Luc Boltanski: "Soziologie der Abtreibung. Zur Lage des fötalen Lebens"

Die Abtreibung gehört auch heute noch zu den umstrittensten Fragen unserer Gesellschaft. Weder findet sie eine breite gesellschaftliche Akzeptanz, noch wird offen über sie gesprochen. Abtreibung ist nach wie vor ein gesellschaftliches Tabu. Eine merkwürdige Grauzone umgibt sie. Das mag durchaus überraschen, da die Abtreibung in den westlichen Ländern unter bestimmten Voraussetzungen legal ist.
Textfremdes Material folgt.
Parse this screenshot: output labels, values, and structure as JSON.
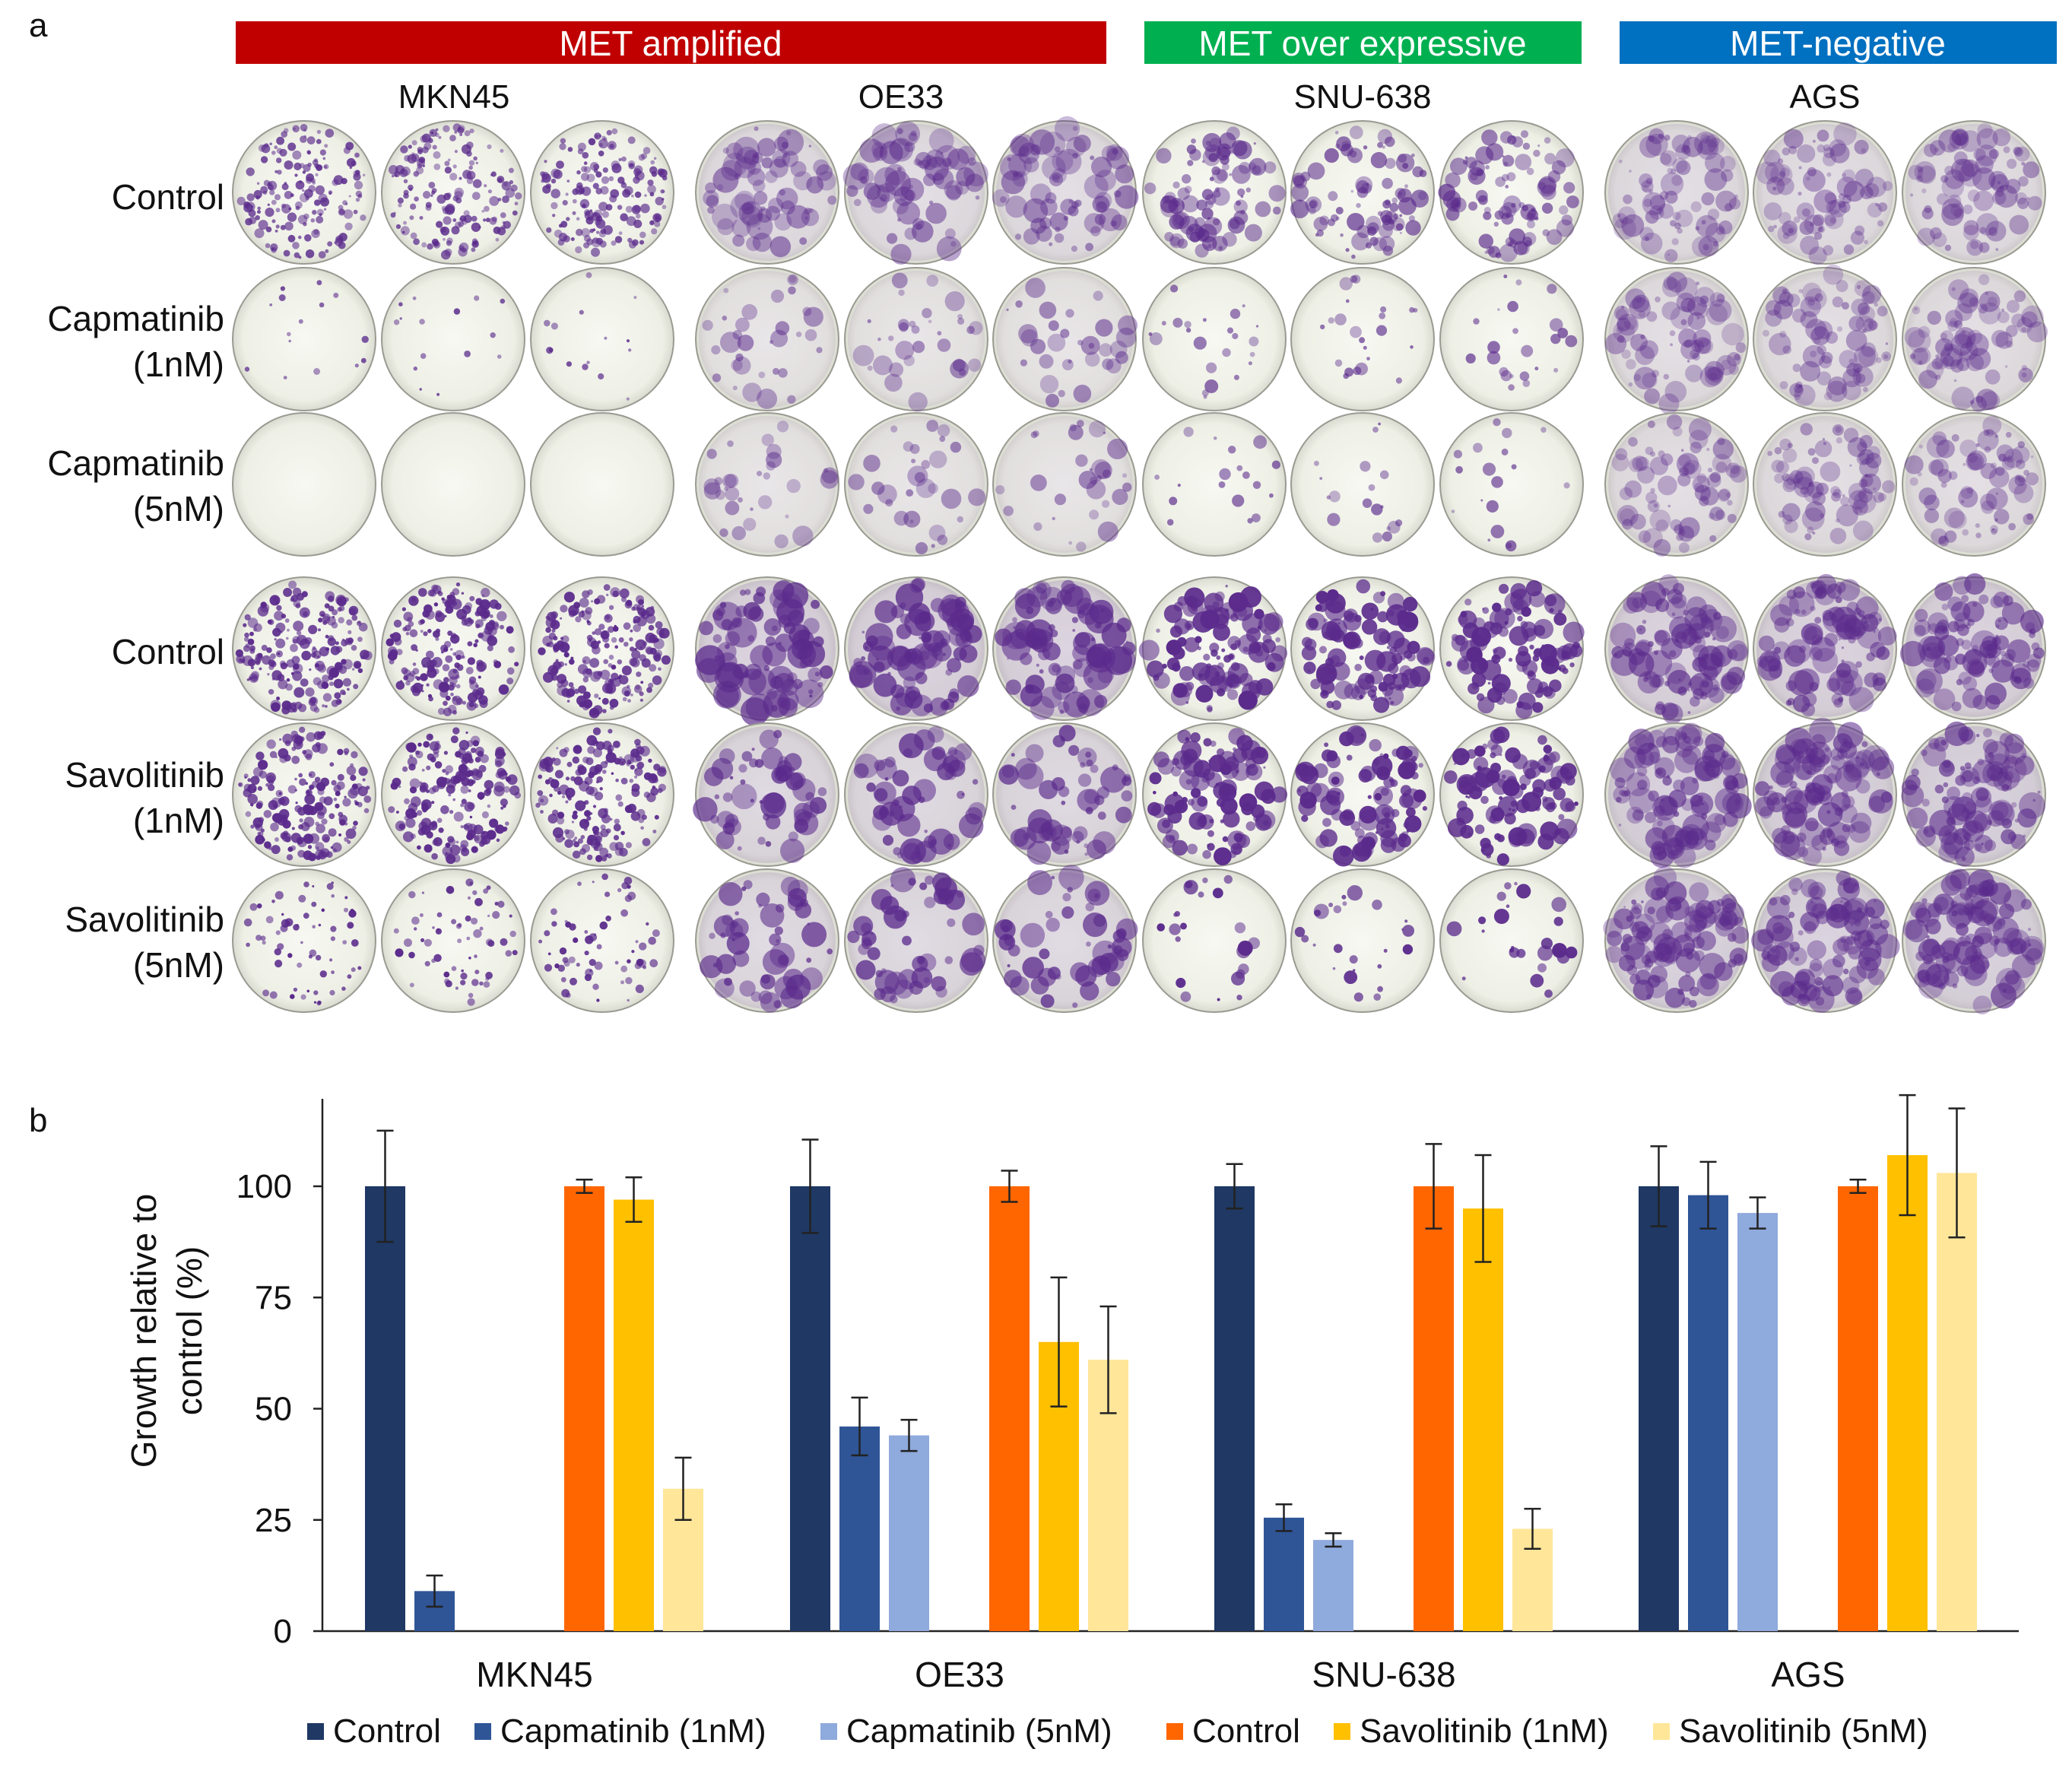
{
  "panel_a": {
    "label": "a",
    "groups": [
      {
        "label": "MET amplified",
        "color": "#C00000"
      },
      {
        "label": "MET over expressive",
        "color": "#00B050"
      },
      {
        "label": "MET-negative",
        "color": "#0070C0"
      }
    ],
    "cell_lines": [
      "MKN45",
      "OE33",
      "SNU-638",
      "AGS"
    ],
    "rows": [
      {
        "line1": "Control",
        "line2": ""
      },
      {
        "line1": "Capmatinib",
        "line2": "(1nM)"
      },
      {
        "line1": "Capmatinib",
        "line2": "(5nM)"
      },
      {
        "line1": "Control",
        "line2": ""
      },
      {
        "line1": "Savolitinib",
        "line2": "(1nM)"
      },
      {
        "line1": "Savolitinib",
        "line2": "(5nM)"
      }
    ],
    "stain_color": "#5B2B8C",
    "colony_density_relative_to_control": [
      [
        1.0,
        1.0,
        1.0,
        1.0
      ],
      [
        0.09,
        0.46,
        0.25,
        0.98
      ],
      [
        0.0,
        0.44,
        0.2,
        0.94
      ],
      [
        1.0,
        1.0,
        1.0,
        1.0
      ],
      [
        0.97,
        0.65,
        0.95,
        1.07
      ],
      [
        0.32,
        0.61,
        0.23,
        1.03
      ]
    ]
  },
  "panel_b": {
    "label": "b"
  },
  "chart_data": {
    "type": "bar",
    "title": "",
    "xlabel": "",
    "ylabel": "Growth relative to control (%)",
    "ylabel_lines": [
      "Growth relative to",
      "control (%)"
    ],
    "categories": [
      "MKN45",
      "OE33",
      "SNU-638",
      "AGS"
    ],
    "ylim": [
      0,
      120
    ],
    "yticks": [
      0,
      25,
      50,
      75,
      100
    ],
    "grid": false,
    "legend_position": "bottom",
    "series": [
      {
        "name": "Control",
        "color": "#1F3864",
        "values": [
          100,
          100,
          100,
          100
        ],
        "errors": [
          12.5,
          10.5,
          5,
          9
        ]
      },
      {
        "name": "Capmatinib (1nM)",
        "color": "#2F5597",
        "values": [
          9,
          46,
          25.5,
          98
        ],
        "errors": [
          3.5,
          6.5,
          3,
          7.5
        ]
      },
      {
        "name": "Capmatinib (5nM)",
        "color": "#8FAADC",
        "values": [
          null,
          44,
          20.5,
          94
        ],
        "errors": [
          null,
          3.5,
          1.5,
          3.5
        ]
      },
      {
        "name": "Control",
        "color": "#FF6600",
        "values": [
          100,
          100,
          100,
          100
        ],
        "errors": [
          1.5,
          3.5,
          9.5,
          1.5
        ]
      },
      {
        "name": "Savolitinib (1nM)",
        "color": "#FFC000",
        "values": [
          97,
          65,
          95,
          107
        ],
        "errors": [
          5,
          14.5,
          12,
          13.5
        ]
      },
      {
        "name": "Savolitinib (5nM)",
        "color": "#FFE699",
        "values": [
          32,
          61,
          23,
          103
        ],
        "errors": [
          7,
          12,
          4.5,
          14.5
        ]
      }
    ]
  }
}
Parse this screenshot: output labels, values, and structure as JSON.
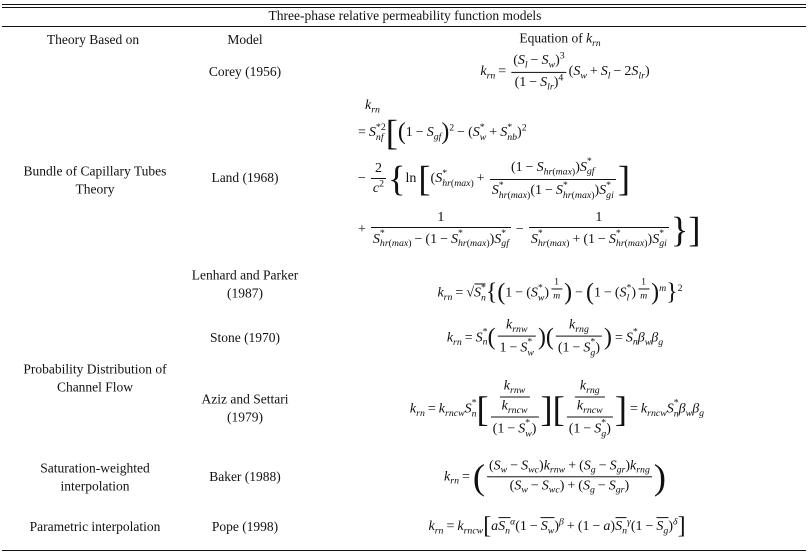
{
  "table": {
    "title": "Three-phase relative permeability function models",
    "headers": {
      "theory": "Theory Based on",
      "model": "Model",
      "equation": "Equation of k_{rn}"
    },
    "theories": [
      "Bundle of Capillary Tubes Theory",
      "Probability Distribution of Channel Flow",
      "Saturation-weighted interpolation",
      "Parametric interpolation"
    ],
    "models": [
      {
        "name": "Corey (1956)",
        "equation": [
          "k_{rn} = \\frac{(S_l − S_w)^3}{(1 − S_{lr})^4}(S_w + S_l − 2S_{lr})"
        ]
      },
      {
        "name": "Land (1968)",
        "equation": [
          "k_{rn}",
          "= S^{*2}_{nf}\\Big[\\big(1 − S_{gf}\\big)^2 − (S^*_w + S^*_{nb})^2",
          "− \\frac{2}{c^2}\\Big\\{\\ln\\Big[(S^*_{hr(max)} + \\frac{(1 − S_{hr(max)})S^*_{gf}}{S^*_{hr(max)}(1 − S^*_{hr(max)})S^*_{gi}}\\Big]",
          "+ \\frac{1}{S^*_{hr(max)} − (1 − S^*_{hr(max)})S^*_{gf}} − \\frac{1}{S^*_{hr(max)} + (1 − S^*_{hr(max)})S^*_{gi}}\\Big\\}\\Big]"
        ]
      },
      {
        "name": "Lenhard and Parker (1987)",
        "equation": [
          "k_{rn} = \\sqrt{S^*_n}\\big\\{\\big(1 − (S^*_w)^{\\frac{1}{m}}\\big) − \\big(1 − (S^*_l)^{\\frac{1}{m}}\\big)^m\\big\\}^2"
        ]
      },
      {
        "name": "Stone (1970)",
        "equation": [
          "k_{rn} = S^*_n\\big(\\frac{k_{rnw}}{1 − S^*_w}\\big)\\big(\\frac{k_{rng}}{(1 − S^*_g)}\\big) = S^*_nβ_wβ_g"
        ]
      },
      {
        "name": "Aziz and Settari (1979)",
        "equation": [
          "k_{rn} = k_{rncw}S^*_n\\Big[\\frac{\\frac{k_{rnw}}{k_{rncw}}}{(1 − S^*_w)}\\Big]\\Big[\\frac{\\frac{k_{rng}}{k_{rncw}}}{(1 − S^*_g)}\\Big] = k_{rncw}S^*_nβ_wβ_g"
        ]
      },
      {
        "name": "Baker (1988)",
        "equation": [
          "k_{rn} = \\Big(\\frac{(S_w − S_{wc})k_{rnw} + (S_g − S_{gr})k_{rng}}{(S_w − S_{wc}) + (S_g − S_{gr})}\\Big)"
        ]
      },
      {
        "name": "Pope (1998)",
        "equation": [
          "k_{rn} = k_{rncw}\\big[a\\bar{S_n}^α(1 − \\bar{S_w})^β + (1 − a)\\bar{S_n}^γ(1 − \\bar{S_g})^δ\\big]"
        ]
      }
    ]
  }
}
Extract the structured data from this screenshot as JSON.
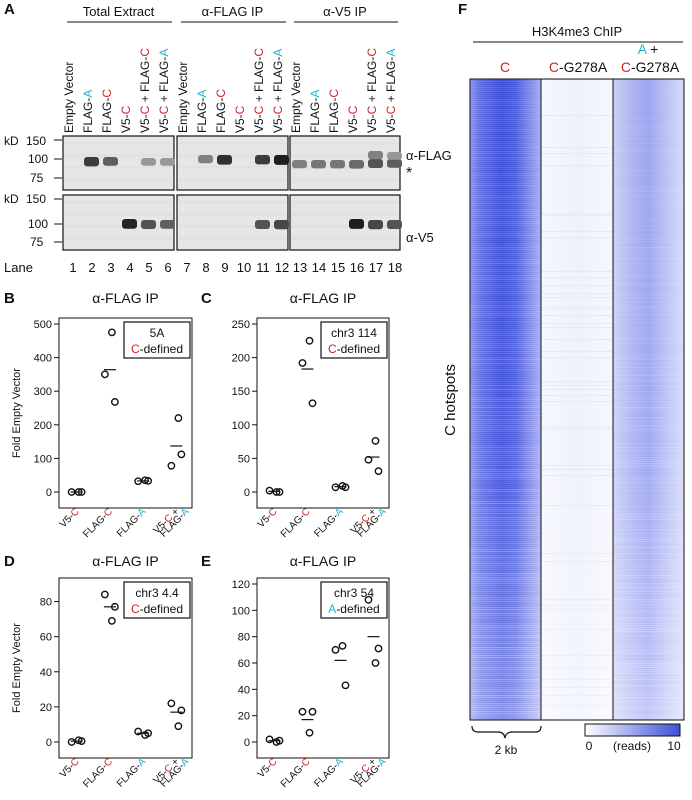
{
  "colors": {
    "red": "#d42020",
    "cyan": "#25b3d6",
    "heat_high": "#3b4fd9",
    "heat_low": "#ffffff"
  },
  "panelA": {
    "letter": "A",
    "groups": [
      "Total Extract",
      "α-FLAG IP",
      "α-V5 IP"
    ],
    "lanes_per_group": [
      {
        "parts": [
          {
            "t": "Empty Vector",
            "c": ""
          }
        ]
      },
      {
        "parts": [
          {
            "t": "FLAG-",
            "c": ""
          },
          {
            "t": "A",
            "c": "cyan"
          }
        ]
      },
      {
        "parts": [
          {
            "t": "FLAG-",
            "c": ""
          },
          {
            "t": "C",
            "c": "red"
          }
        ]
      },
      {
        "parts": [
          {
            "t": "V5-",
            "c": ""
          },
          {
            "t": "C",
            "c": "red"
          }
        ]
      },
      {
        "parts": [
          {
            "t": "V5-",
            "c": ""
          },
          {
            "t": "C",
            "c": "red"
          },
          {
            "t": " + FLAG-",
            "c": ""
          },
          {
            "t": "C",
            "c": "red"
          }
        ]
      },
      {
        "parts": [
          {
            "t": "V5-",
            "c": ""
          },
          {
            "t": "C",
            "c": "red"
          },
          {
            "t": " + FLAG-",
            "c": ""
          },
          {
            "t": "A",
            "c": "cyan"
          }
        ]
      }
    ],
    "kd_label": "kD",
    "kd_marks": [
      "150",
      "100",
      "75"
    ],
    "right_labels": [
      "α-FLAG",
      "*",
      "α-V5"
    ],
    "lane_label": "Lane",
    "lane_numbers": [
      "1",
      "2",
      "3",
      "4",
      "5",
      "6",
      "7",
      "8",
      "9",
      "10",
      "11",
      "12",
      "13",
      "14",
      "15",
      "16",
      "17",
      "18"
    ]
  },
  "scatter_panels": [
    {
      "letter": "B",
      "title": "α-FLAG IP",
      "ylabel": "Fold Empty Vector",
      "box": [
        {
          "t": "5A",
          "c": ""
        },
        {
          "t": "C",
          "c": "red",
          "t2": "-defined"
        }
      ],
      "chart_data": {
        "type": "scatter",
        "categories": [
          "V5-C",
          "FLAG-C",
          "FLAG-A",
          "V5-C + FLAG-A"
        ],
        "ylim": [
          0,
          500
        ],
        "yticks": [
          0,
          100,
          200,
          300,
          400,
          500
        ],
        "points": [
          [
            0,
            0,
            0
          ],
          [
            350,
            475,
            268
          ],
          [
            32,
            35,
            33
          ],
          [
            78,
            220,
            112
          ]
        ],
        "means": [
          0,
          364,
          33,
          137
        ]
      }
    },
    {
      "letter": "C",
      "title": "α-FLAG IP",
      "ylabel": "",
      "box": [
        {
          "t": "chr3 114",
          "c": ""
        },
        {
          "t": "C",
          "c": "red",
          "t2": "-defined"
        }
      ],
      "chart_data": {
        "type": "scatter",
        "categories": [
          "V5-C",
          "FLAG-C",
          "FLAG-A",
          "V5-C + FLAG-A"
        ],
        "ylim": [
          0,
          250
        ],
        "yticks": [
          0,
          50,
          100,
          150,
          200,
          250
        ],
        "points": [
          [
            2,
            0,
            0
          ],
          [
            192,
            225,
            132
          ],
          [
            7,
            9,
            7
          ],
          [
            48,
            76,
            31
          ]
        ],
        "means": [
          1,
          183,
          8,
          52
        ]
      }
    },
    {
      "letter": "D",
      "title": "α-FLAG IP",
      "ylabel": "Fold Empty Vector",
      "box": [
        {
          "t": "chr3 4.4",
          "c": ""
        },
        {
          "t": "C",
          "c": "red",
          "t2": "-defined"
        }
      ],
      "chart_data": {
        "type": "scatter",
        "categories": [
          "V5-C",
          "FLAG-C",
          "FLAG-A",
          "V5-C + FLAG-A"
        ],
        "ylim": [
          0,
          90
        ],
        "yticks": [
          0,
          20,
          40,
          60,
          80
        ],
        "points": [
          [
            0,
            1,
            0.5
          ],
          [
            84,
            69,
            77
          ],
          [
            6,
            4,
            5
          ],
          [
            22,
            9,
            18
          ]
        ],
        "means": [
          0.5,
          77,
          5,
          17
        ]
      }
    },
    {
      "letter": "E",
      "title": "α-FLAG IP",
      "ylabel": "",
      "box": [
        {
          "t": "chr3 54",
          "c": ""
        },
        {
          "t": "A",
          "c": "cyan",
          "t2": "-defined"
        }
      ],
      "chart_data": {
        "type": "scatter",
        "categories": [
          "V5-C",
          "FLAG-C",
          "FLAG-A",
          "V5-C + FLAG-A"
        ],
        "ylim": [
          0,
          120
        ],
        "yticks": [
          0,
          20,
          40,
          60,
          80,
          100,
          120
        ],
        "points": [
          [
            2,
            0,
            1
          ],
          [
            23,
            7,
            23
          ],
          [
            70,
            73,
            43
          ],
          [
            108,
            60,
            71
          ]
        ],
        "means": [
          1,
          17,
          62,
          80
        ]
      }
    }
  ],
  "panelF": {
    "letter": "F",
    "title": "H3K4me3 ChIP",
    "columns": [
      [
        {
          "t": "C",
          "c": "red"
        }
      ],
      [
        {
          "t": "C",
          "c": "red"
        },
        {
          "t": "-G278A",
          "c": ""
        }
      ],
      [
        {
          "t": "A",
          "c": "cyan"
        },
        {
          "t": " +",
          "c": ""
        }
      ]
    ],
    "col3_line2": [
      {
        "t": "C",
        "c": "red"
      },
      {
        "t": "-G278A",
        "c": ""
      }
    ],
    "ylabel": "C hotspots",
    "scale_label": "2 kb",
    "colorbar": {
      "min": "0",
      "max": "10",
      "label": "(reads)"
    }
  }
}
Das Recht auf Abtreibung gehört zudem zu den Errungenschaften der Frauenenbewegung und des Kampfes um die
Selbstbestimmung der Frau.
Der französische Soziologe Luc Boltanski versucht, diese paradoxe Situation zu erklären. Dabei greift er zum einen auf ausführliche Interviews mit einhundert Frauen zurück, die von ihren persönlichen Erfahrungen mit der Abtreibung berichten, und rekonstruiert zum anderen eine umfassende Geschichte der gesellschaftlichen Abtreibungspraxis von der Antike bis zur Gegenwart. Die Entscheidung für oder gegen Abtreibung, so skizziert Boltanski seine Hauptthese, erweist sich dabei als unauflösbarer Widerspruch, der der gesellschaftlichen Ordnung insgesamt innewohnt: Einerseits ist jedes einzelne menschliche Wesen einzigartig und unersetzbar, andererseits ist seine Austauschbarkeit Grundvoraussetzung dafür, dass sich die Gesellschaft fortwährend demografisch erneuert. Diese Paradoxie wiederholt sich in der symbolischen Ordnung, die der Schwangerschaft, der Geburt und der Abtreibung ihre gesellschaftlichen Regeln gibt. Boltanskis Buch führte in Frankreich zu einer heftigen und überaus kontroversen Debatte, in der es um nichts weniger ging als um die Grundregeln der gegenwärtigen Gesellschaft. (Suhrkamp)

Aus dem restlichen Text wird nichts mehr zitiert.